Emilio Vargas Castelar era el latero del pueblo y como tal lo fotografió Mintz muchas veces. Emilio se dedicaba a trabajar la lata, buscaba restos y hacía utensilios como jarrillos, jarras... También se dedicaba a reparar los paraguas, las ollas y cazuelas que estaban en mal estado, además de limpiar las latas con betún. Arreglaba también los cántaros para la leche o el aceite, los vertedores para las tiendas de comestibles, los baños para fregar la vajilla, los recipientes para el aseo de las familias que vivían en casas sin cuarto de baño –la inmensa mayoría hasta muy avanzada la segunda mitad del siglo XX–, embudos, candiles, faroles...

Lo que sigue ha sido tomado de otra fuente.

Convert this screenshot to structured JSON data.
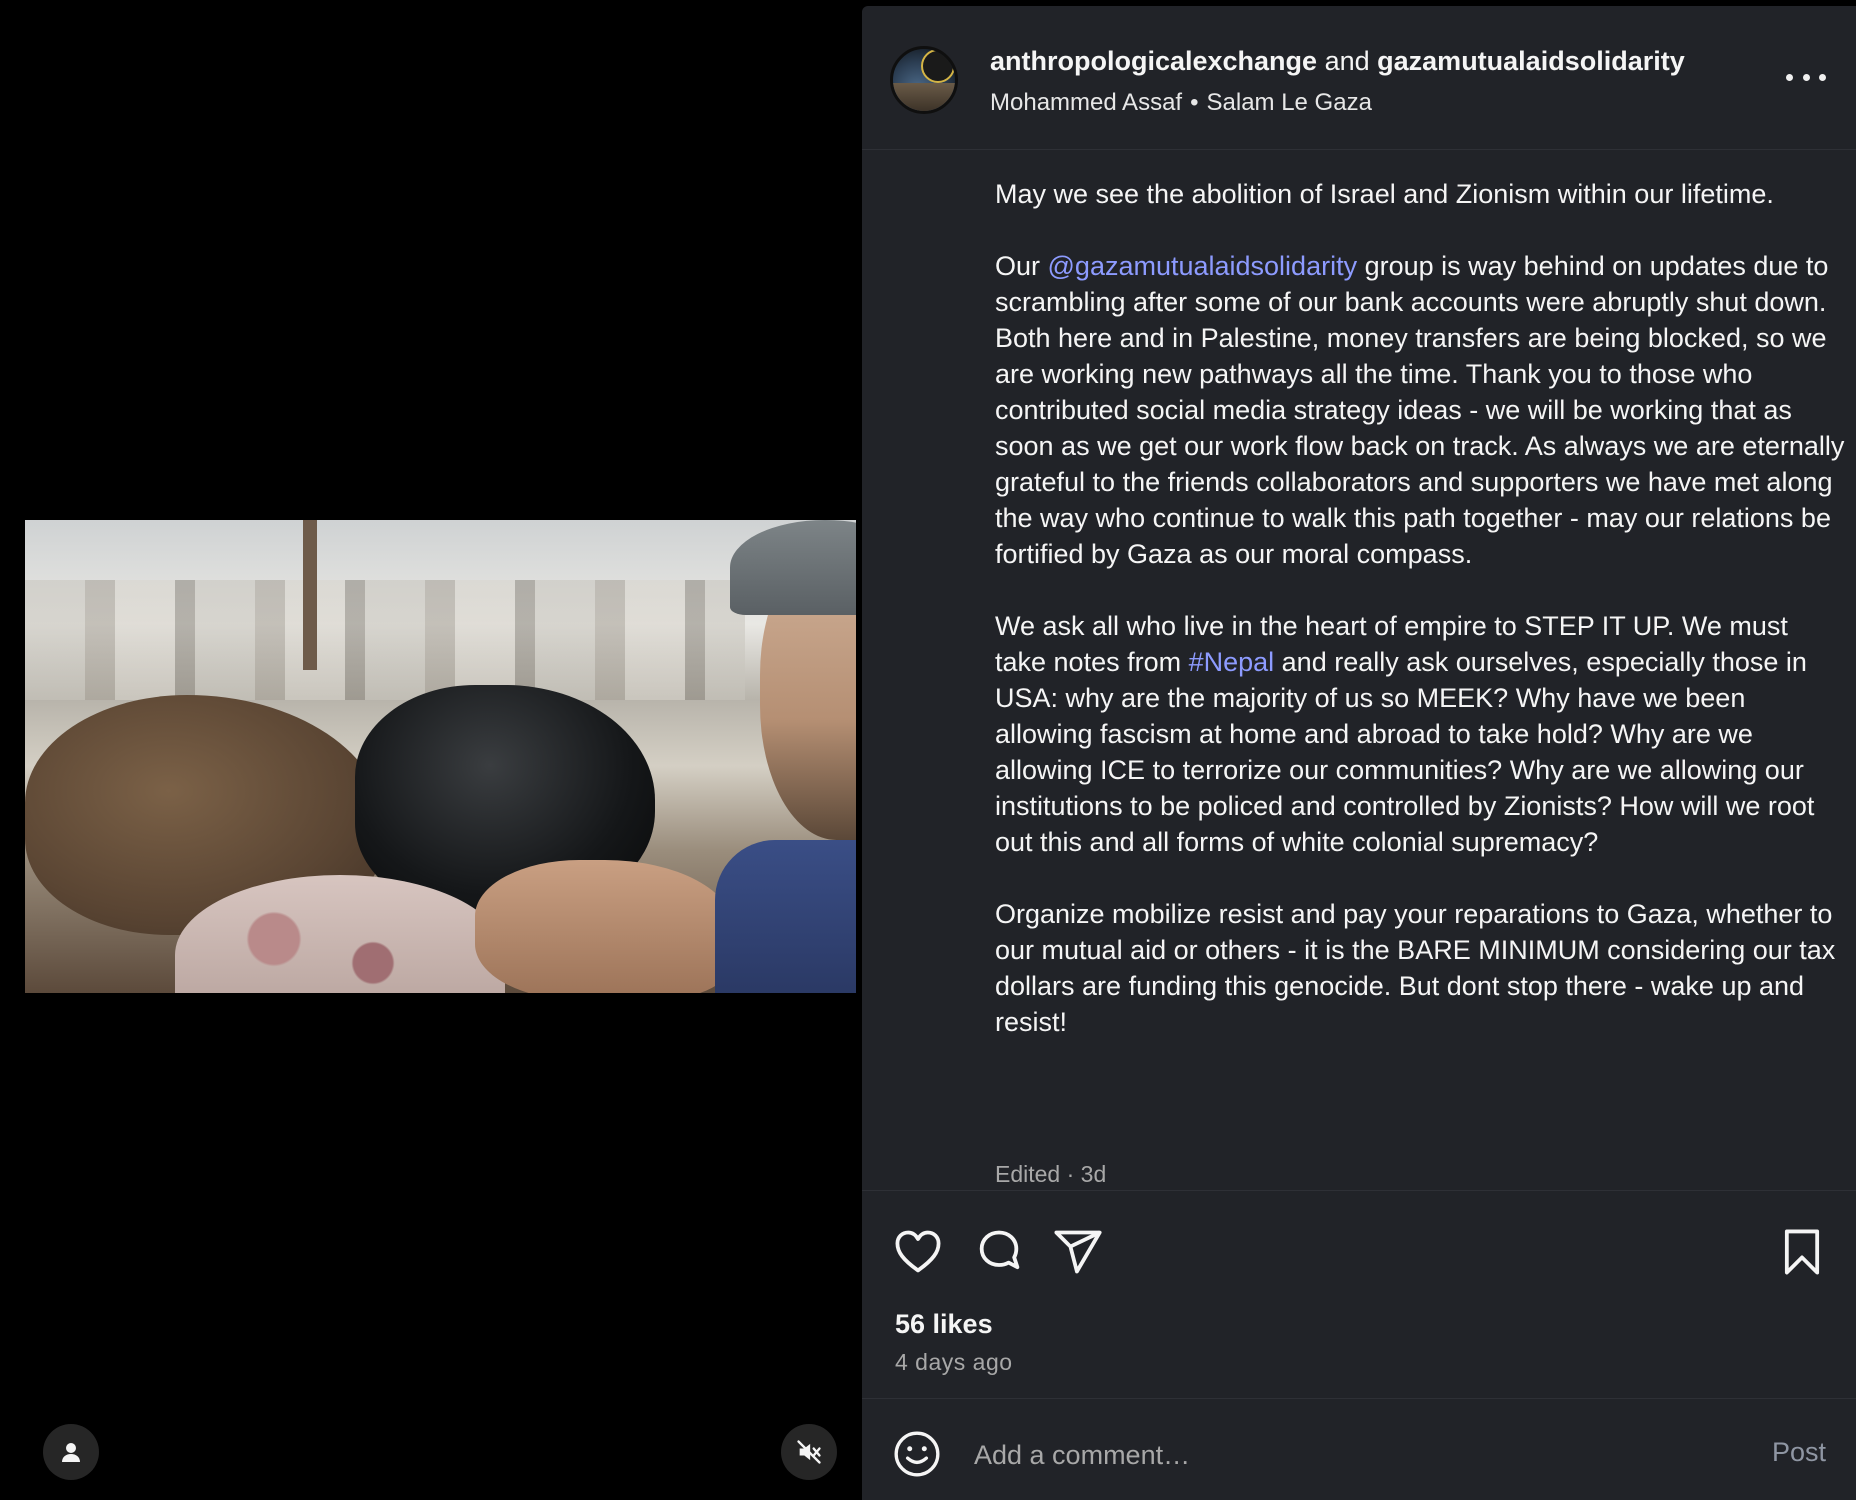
{
  "media": {
    "user_icon": "user-icon",
    "mute_icon": "speaker-muted-icon"
  },
  "header": {
    "author_1": "anthropologicalexchange",
    "conjunction": "and",
    "author_2": "gazamutualaidsolidarity",
    "audio_artist": "Mohammed Assaf",
    "separator": "•",
    "audio_track": "Salam Le Gaza",
    "more_icon": "more-options-icon"
  },
  "caption": {
    "p1": "May we see the abolition of Israel and Zionism within our lifetime.",
    "p2_prefix": "Our ",
    "p2_mention": "@gazamutualaidsolidarity",
    "p2_rest": " group is way behind on updates due to scrambling after some of our bank accounts were abruptly shut down. Both here and in Palestine, money transfers are being blocked, so we are working new pathways all the time. Thank you to those who contributed social media strategy ideas - we will be working that as soon as we get our work flow back on track. As always we are eternally grateful to the friends collaborators and supporters we have met along the way who continue to walk this path together - may our relations be fortified by Gaza as our moral compass.",
    "p3_prefix": "We ask all who live in the heart of empire to STEP IT UP. We must take notes from ",
    "p3_hashtag": "#Nepal",
    "p3_rest": " and really ask ourselves, especially those in USA: why are the majority of us so MEEK? Why have we been allowing fascism at home and abroad to take hold? Why are we allowing ICE to terrorize our communities? Why are we allowing our institutions to be policed and controlled by Zionists? How will we root out this and all forms of white colonial supremacy?",
    "p4": "Organize mobilize resist and pay your reparations to Gaza, whether to our mutual aid or others - it is the BARE MINIMUM considering our tax dollars are funding this genocide. But dont stop there - wake up and resist!",
    "meta": "Edited · 3d"
  },
  "actions": {
    "like_icon": "heart-icon",
    "comment_icon": "comment-icon",
    "share_icon": "paper-plane-icon",
    "save_icon": "bookmark-icon",
    "likes": "56 likes",
    "time_ago": "4 days ago"
  },
  "comment": {
    "emoji_icon": "emoji-icon",
    "placeholder": "Add a comment…",
    "post_label": "Post"
  },
  "colors": {
    "panel_bg": "#212328",
    "link": "#8d9bff",
    "muted_text": "#a8a8a8"
  }
}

En la imagen, cinco niños observan cómo Emilio desarrolla su trabajo. La calle es el hábitat natural donde aprenden, juegan, se relacionan y se socializan, y como Emilio no tenía taller fijo donde arreglar los artilugios de metal era frecuente que se encontrara con ellos en cualquier calle. Los niños observan con cierto interés a Emilio arreglar un viejo barreño de cinc. Hacen un alto en su camino, en sus juegos y correrías para detenerse en una tarea que llevaba muchos años desarrollándose y a la que por entonces (y este detalle los niños no lo saben) le quedaba muy poco tiempo de existencia. El trabajo se cobraba, como es lógico, en función del material y el tiempo empleado, y se concertaba de antemano tras el consabido regateo... Hoy se ha acabado el regateo, los lateros y la necesidad de arreglar los cacharros. El reciclaje, la reutilización y el remiendo han sido sustituidos (hasta hace poco) por la compra de un elemento nuevo. 



Entre los niños que observan al artesano trabajar –¿por curiosidad, por dar la lata...?– se pueden distinguir, entre otros, a Alfonso Vela El Tato, Patricio Herrera y a Antonio El Molinero.



Aunque los sigue habiendo en la actualidad hay una presencia menor significativa de los niños en la calle. La inseguridad, la superprotección y las nuevas tecnologías están cambiando la manera de socializarse en la infancia.